Abstracts
2002 Digestive Disease Week

# 101353 Abstract ID: 101353 Cooperative Effect of IGF1-R and Src Protein Expression in Barrett's Neoplasia
Scott T Kelley, Domenico Coppolla, Hongquan Zhan, Jin Cheng, Richard Jove, Richard C Karl, Tampa, FL

Background: Several changes in gene expression have been shown to occur as Barrett's epithelium progresses from intestinal metaplasia to dysplasia and carcinoma. Recent studies have implicated c-Src protein kinase as a regulator of tumor growth and progression of Barrett's associated neoplasia (BAN). It has also been shown that an activated Src is capable of inducing overexpression of insulin-like growth factor 1 receptor (IGF1-R) on tumor cells. We postulated that the expression of insulin-like growth factor 1 receptor (IGF1-R) should correlate with c-Src expression and progression of Barrett's neoplasia to carcinoma. Methods: To study modifications in IGF1-R, and c-Src protein expression during the progression of BAN, we analyzed 44 resected gastro-esophagectomy specimens by immunohistochemistry using antibodies to human IGF1-R, c-Src. In a subset of these tumors, the Src immunohistochemical results were matched to Western blot and Kinase assays.

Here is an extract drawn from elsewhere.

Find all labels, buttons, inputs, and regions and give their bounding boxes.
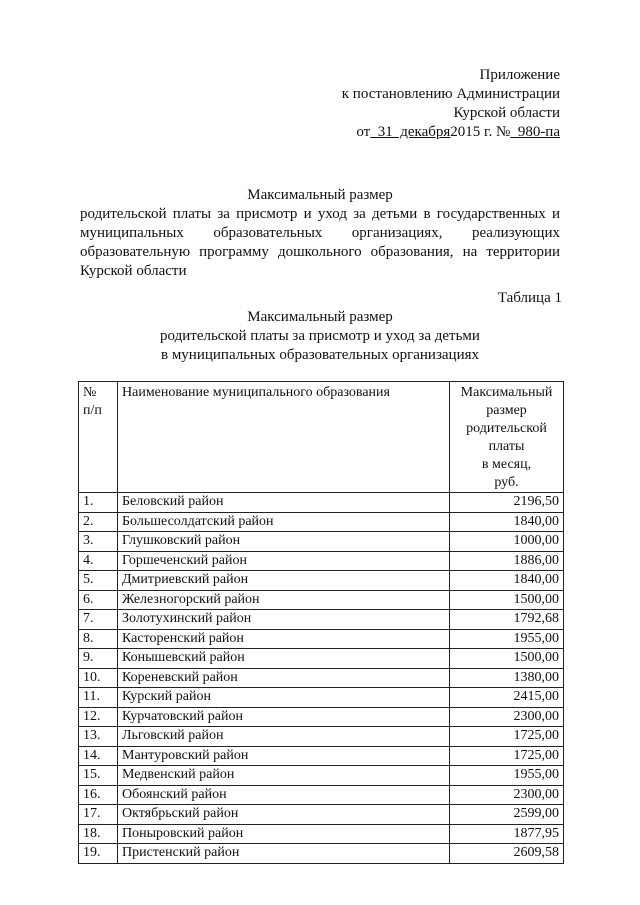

Results: Twenty-two of the cases showed intestinal metaplasia, 25 low grade dysplasia, 28 high grade dysplasia, 34 invasive adenocarcinoma, and 19 lymph node metastasis. Strong IGF1-R membranous staining and strong c-Src expression were identified as seen in table 1. Unpaired t-test showed no difference between immunohistochemical markers within each condition.Western blot and Kinase assays confirmed the Src immunohistochemical results. Conclusion: Our data indicate that expression levels of IGF1-R, and c-Src proteins are coordinately elevated during the progression of Barrett's associated neoplasia to adenocarcinoma. These findings are consistent with important roles of these growth regulatory proteins in the development of cancers associated with Barrett's epithelium. The activation of c-Src may induce esophageal metaplastic cells to progress to dysplasia and carcinoma by increasing the expression of insulin-like growth factor 1 receptor on their surface, implying that receptor directed intervention might interrupt this progression to malignancy.